Rejoiners and Labour
Those who wish as rapid a return as possible of the UK into the European Union will naturally have every interest in hoping that friction and polemic can be avoided as far as possible in the Agreement’s development over the next four years. Their interest must lie in encouraging a constructive and realistic evolution of all the avenues for rational co-operation that the Agreement contains. Such an attitude is entirely compatible with a commitment to full British reintegration within the EU at the earliest possible moment. It is surely a vain hope of Sir Keir Starmer’s that the European issue will remain dormant over the next four years until, and even during the next General Election. Hostility to the EU is now deeply embedded in the political identity of the Conservative Party. It would be extraordinary if there were not regular issues of divisive controversy thrown up by the workings of the Agreement in the coming years. The present Conservative government has shown that it sees the nationalistic exploitation of such issues as being in its political interest. It will make the Leader of the Opposition appear weak and ineffectual if he is incapable of responding to such controversies. Many of his natural supporters were made uneasy by Sir Keir’s decision to whip his MPs in support of the TCA. He would be ill-advised to reinforce such doubts by too resolute a silence on European issues over the next four years.

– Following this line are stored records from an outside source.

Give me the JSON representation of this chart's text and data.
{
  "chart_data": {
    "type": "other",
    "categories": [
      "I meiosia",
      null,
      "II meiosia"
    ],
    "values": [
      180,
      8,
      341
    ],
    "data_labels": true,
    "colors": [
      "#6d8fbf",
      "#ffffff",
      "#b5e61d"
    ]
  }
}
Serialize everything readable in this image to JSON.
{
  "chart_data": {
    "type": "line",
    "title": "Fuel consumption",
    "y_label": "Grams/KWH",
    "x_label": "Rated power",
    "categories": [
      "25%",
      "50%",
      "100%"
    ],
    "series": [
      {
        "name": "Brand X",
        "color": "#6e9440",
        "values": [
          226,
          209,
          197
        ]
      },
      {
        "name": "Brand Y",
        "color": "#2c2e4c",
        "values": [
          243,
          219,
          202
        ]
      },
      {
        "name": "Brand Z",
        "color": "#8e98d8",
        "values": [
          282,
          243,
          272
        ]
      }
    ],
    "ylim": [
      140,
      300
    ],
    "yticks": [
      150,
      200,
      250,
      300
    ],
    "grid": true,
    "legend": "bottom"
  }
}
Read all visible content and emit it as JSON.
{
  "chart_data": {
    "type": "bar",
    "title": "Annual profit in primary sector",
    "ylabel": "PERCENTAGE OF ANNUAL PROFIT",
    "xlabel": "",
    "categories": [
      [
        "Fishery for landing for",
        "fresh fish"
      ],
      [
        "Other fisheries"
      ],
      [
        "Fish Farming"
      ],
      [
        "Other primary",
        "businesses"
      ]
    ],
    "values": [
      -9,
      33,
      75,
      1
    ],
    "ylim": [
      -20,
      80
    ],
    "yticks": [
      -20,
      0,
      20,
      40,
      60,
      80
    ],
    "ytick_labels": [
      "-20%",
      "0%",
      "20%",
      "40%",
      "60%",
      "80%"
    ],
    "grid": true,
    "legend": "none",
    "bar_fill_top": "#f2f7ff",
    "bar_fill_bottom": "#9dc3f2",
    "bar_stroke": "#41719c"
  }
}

It has naturally been in the Prime Minister’s interest to exaggerate the significance of the Agreement he has negotiated. Its limitations will become apparent over the coming weeks as British exporters find themselves confronted with the barrage of new and time-consuming formalities consequent upon British self-exclusion from the Single Market and Customs Union. But it is entirely fitting that his Trade and Co-operation Agreement should also be a document that even within its own limited terms becomes ever less precise and informative the more it is examined. The Agreement is not “no deal,” but little more can be said in its favour than that. It is perhaps best regarded as a Cheshire Cat of a deal, in which the details fade and only the grin remains. That would not be an inappropriate epitaph for the entire Premiership of Boris Johnson.